Holstein mit Lauenburg, Hamburg und Lubeck.
1852 (dated) 8.5 x 11 in (21.59 x 27.94 cm)
1 : 800000
This is a scarce 1852 map of the Holstein, Germany. It covers from Tonning south as far as Hamburg. Includes the Duchy of Holstein, Lauenburg, Hamburg and Lubeck. This extremely detailed map notes important cities, towns, rivers, roads, coastal features and other important topographical features. Various battlegrounds are also identified.
During the time this map was made, the region was in the midst of the First Schleswig War between Prussia, Germany and the duchies of Holstein and Schleswig against the Kingdom of Denmark. In 1848, when the King of Denmark, Frederick VII, proposed that the Duchies of Schleswig and Holstein be formally recognized as part of the Danish Kingdom, the predominantly German population of the two duchies rebelled for a free constitution, resulting in war. Denmark ultimately won the war and retained control of Schleswig-Holstein following the London Protocol of 1852. In 1863 Denmark once again tried to integrate the Duchy of Schleswig into the Kingdom of Denmark by passing the November Constitution, leading to the Second War of Schleswig in 1864 between Austria and Prussia on one side and Denmark on the other. In the end Denmark surrendered control over Schleswig, Lauenburg and Holstein to Prussia and Austria. The Second War of Schleswig would eventually culminate into the Austro-Prussian War of 1866 and Prussia would annex both Schleswig and Holstein to create the new province of Schleswig-Holstein.
This map was issued in Meyer's Zeitung Atlas. Although all the maps in this atlas are not individually dated, the title page and maps were often updated while the imprint with the date was not, causing confusion to the exact date for some of the maps. Moreover some maps in the atlas were taped in at a later date as an update to the atlas. We have dated the maps in this collection to the best of our ability.

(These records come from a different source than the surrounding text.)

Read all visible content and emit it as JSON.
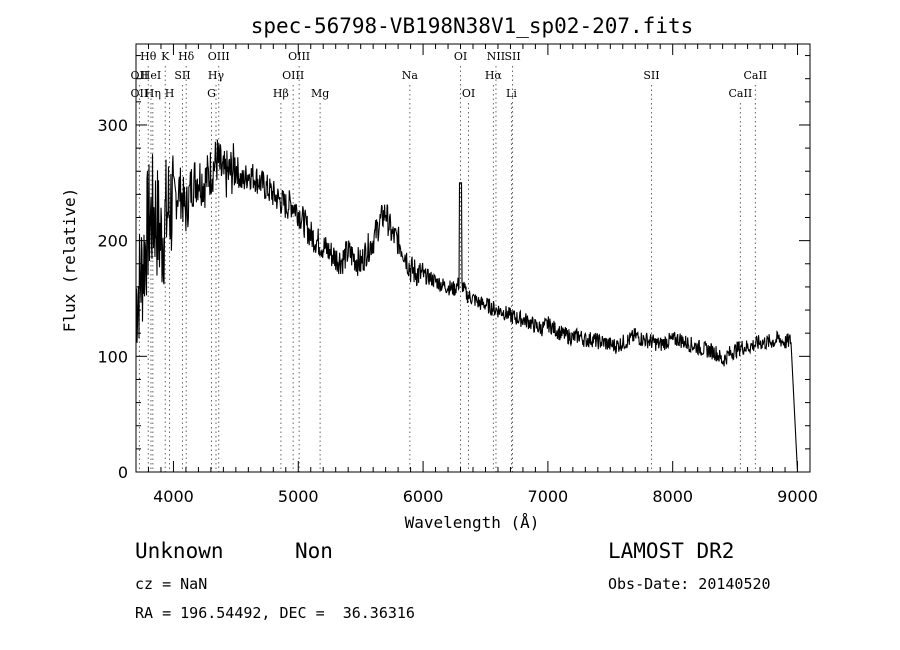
{
  "chart_data": {
    "type": "line",
    "title": "spec-56798-VB198N38V1_sp02-207.fits",
    "xlabel": "Wavelength (Å)",
    "ylabel": "Flux (relative)",
    "xlim": [
      3700,
      9100
    ],
    "ylim": [
      0,
      370
    ],
    "xticks": [
      4000,
      5000,
      6000,
      7000,
      8000,
      9000
    ],
    "yticks": [
      0,
      100,
      200,
      300
    ],
    "grid": false,
    "series": [
      {
        "x": [
          3700,
          3750,
          3800,
          3850,
          3900,
          3950,
          4000,
          4050,
          4100,
          4150,
          4200,
          4250,
          4300,
          4350,
          4400,
          4450,
          4500,
          4550,
          4600,
          4650,
          4700,
          4750,
          4800,
          4850,
          4900,
          4950,
          5000,
          5050,
          5100,
          5150,
          5200,
          5250,
          5300,
          5350,
          5400,
          5450,
          5500,
          5550,
          5600,
          5650,
          5700,
          5750,
          5800,
          5850,
          5900,
          5950,
          6000,
          6050,
          6100,
          6150,
          6200,
          6250,
          6300,
          6350,
          6400,
          6450,
          6500,
          6550,
          6600,
          6650,
          6700,
          6750,
          6800,
          6850,
          6900,
          6950,
          7000,
          7050,
          7100,
          7150,
          7200,
          7250,
          7300,
          7350,
          7400,
          7450,
          7500,
          7550,
          7600,
          7650,
          7700,
          7750,
          7800,
          7850,
          7900,
          7950,
          8000,
          8050,
          8100,
          8150,
          8200,
          8250,
          8300,
          8350,
          8400,
          8450,
          8500,
          8550,
          8600,
          8650,
          8700,
          8750,
          8800,
          8850,
          8900,
          8950,
          9000
        ],
        "y": [
          150,
          175,
          215,
          225,
          200,
          225,
          235,
          245,
          225,
          250,
          255,
          250,
          260,
          270,
          255,
          258,
          265,
          250,
          258,
          255,
          250,
          245,
          240,
          235,
          230,
          232,
          225,
          215,
          205,
          200,
          195,
          190,
          185,
          183,
          190,
          185,
          180,
          192,
          200,
          215,
          225,
          205,
          200,
          190,
          175,
          172,
          170,
          168,
          165,
          162,
          160,
          158,
          165,
          153,
          150,
          146,
          145,
          142,
          140,
          138,
          135,
          133,
          132,
          130,
          126,
          124,
          128,
          124,
          120,
          118,
          116,
          118,
          114,
          115,
          113,
          112,
          110,
          109,
          112,
          114,
          118,
          115,
          114,
          112,
          110,
          113,
          114,
          115,
          112,
          110,
          108,
          106,
          105,
          103,
          96,
          102,
          105,
          108,
          108,
          110,
          112,
          112,
          113,
          115,
          112,
          114,
          0
        ]
      }
    ],
    "spectral_lines": [
      {
        "name": "OII",
        "x": 3727,
        "row": 2
      },
      {
        "name": "OII",
        "x": 3727,
        "row": 3
      },
      {
        "name": "Hθ",
        "x": 3798,
        "row": 1
      },
      {
        "name": "Hη",
        "x": 3835,
        "row": 3
      },
      {
        "name": "HeI",
        "x": 3820,
        "row": 2
      },
      {
        "name": "K",
        "x": 3934,
        "row": 1
      },
      {
        "name": "H",
        "x": 3969,
        "row": 3
      },
      {
        "name": "SII",
        "x": 4072,
        "row": 2
      },
      {
        "name": "Hδ",
        "x": 4102,
        "row": 1
      },
      {
        "name": "OIII",
        "x": 4363,
        "row": 1
      },
      {
        "name": "Hγ",
        "x": 4341,
        "row": 2
      },
      {
        "name": "G",
        "x": 4305,
        "row": 3
      },
      {
        "name": "Hβ",
        "x": 4861,
        "row": 3
      },
      {
        "name": "OIII",
        "x": 4959,
        "row": 2
      },
      {
        "name": "OIII",
        "x": 5007,
        "row": 1
      },
      {
        "name": "Mg",
        "x": 5175,
        "row": 3
      },
      {
        "name": "Na",
        "x": 5894,
        "row": 2
      },
      {
        "name": "OI",
        "x": 6300,
        "row": 1
      },
      {
        "name": "OI",
        "x": 6364,
        "row": 3
      },
      {
        "name": "Hα",
        "x": 6563,
        "row": 2
      },
      {
        "name": "NII",
        "x": 6584,
        "row": 1
      },
      {
        "name": "SII",
        "x": 6717,
        "row": 1
      },
      {
        "name": "Li",
        "x": 6708,
        "row": 3
      },
      {
        "name": "SII",
        "x": 7830,
        "row": 2
      },
      {
        "name": "CaII",
        "x": 8542,
        "row": 3
      },
      {
        "name": "CaII",
        "x": 8662,
        "row": 2
      }
    ]
  },
  "info": {
    "class": "Unknown",
    "subclass": "Non",
    "survey": "LAMOST DR2",
    "cz": "cz = NaN",
    "obs_date": "Obs-Date: 20140520",
    "radec": "RA = 196.54492, DEC =  36.36316"
  }
}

Joseph Meyer (May 9, 1796 - June 27, 1856) was a German industrialist and publisher, most notably for the encyclopedia Meyers Conversation-Lexicon. Born in Gotha, Germany, Meyer was educated as a merchant in Frankfurt am Main. He moved to London in 1816, but returned to Germany in a820 after his stock speculations and business adventures fell through. Once back in Germany, he began by investing in the textile trade (1820-24). Meyer began creating business plans concerning how to start railways soon after the first steam-hauled railway began operation in December 1835. He founded the Deutsche Eisenbahnschienen-Compangie auf Actien (German Railway Rail joint stock company) in 1845. Meyer also found great success as a publisher, utilizing the system of serial subscriptions to publications, a new idea for the time. He founded a company, Bibliographisches Institut in Gotha in 1825, which published several versions of the Bible, works of classical literature, atlases, the world in pictures on steel engravings, and an encyclopedia.

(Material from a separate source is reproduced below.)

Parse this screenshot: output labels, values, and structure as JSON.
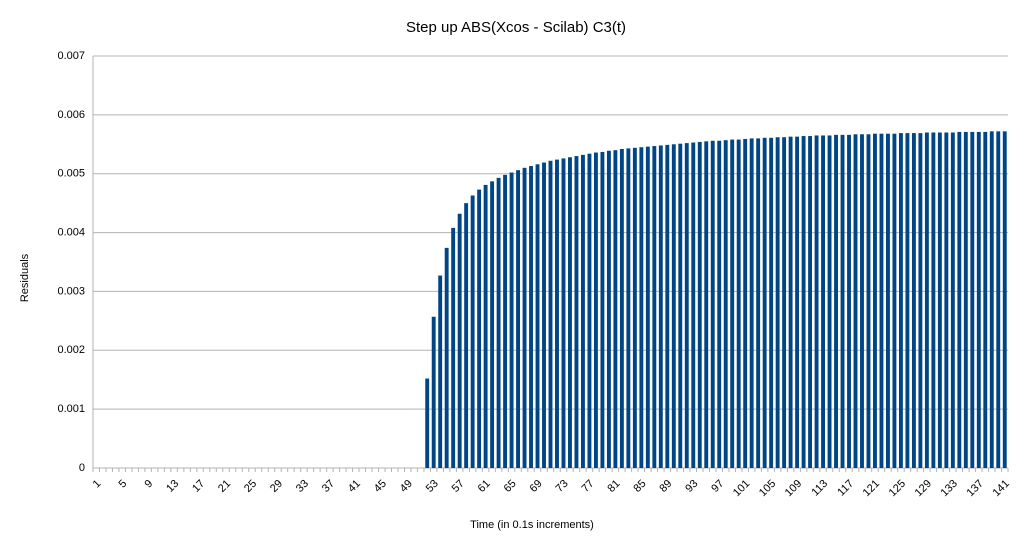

Meyer, J., Meyer's Zeitung Atlas, 1852.
Meyer's Zeitung Atlas, formally titled Neuster Zeitungs-Atlas Fuer Alte und Neue Erdkunde was a popular German hand-atlas published in Heidelberg by Joseph Meyer between, roughly, 1848 and 1859. The atlas is well engraved in the German style with exceptionally dense detail and minimal decoration. Meyer's Atlas, and its constituent maps, are typically very difficult to date as later editions often contain earlier maps and earlier editions later paste-in updates. That said, the atlas' frequent updates and publication run during a turbulent decade provide a noteworthy cartographic record of the period.
Very good. Minor toning and spotting at places.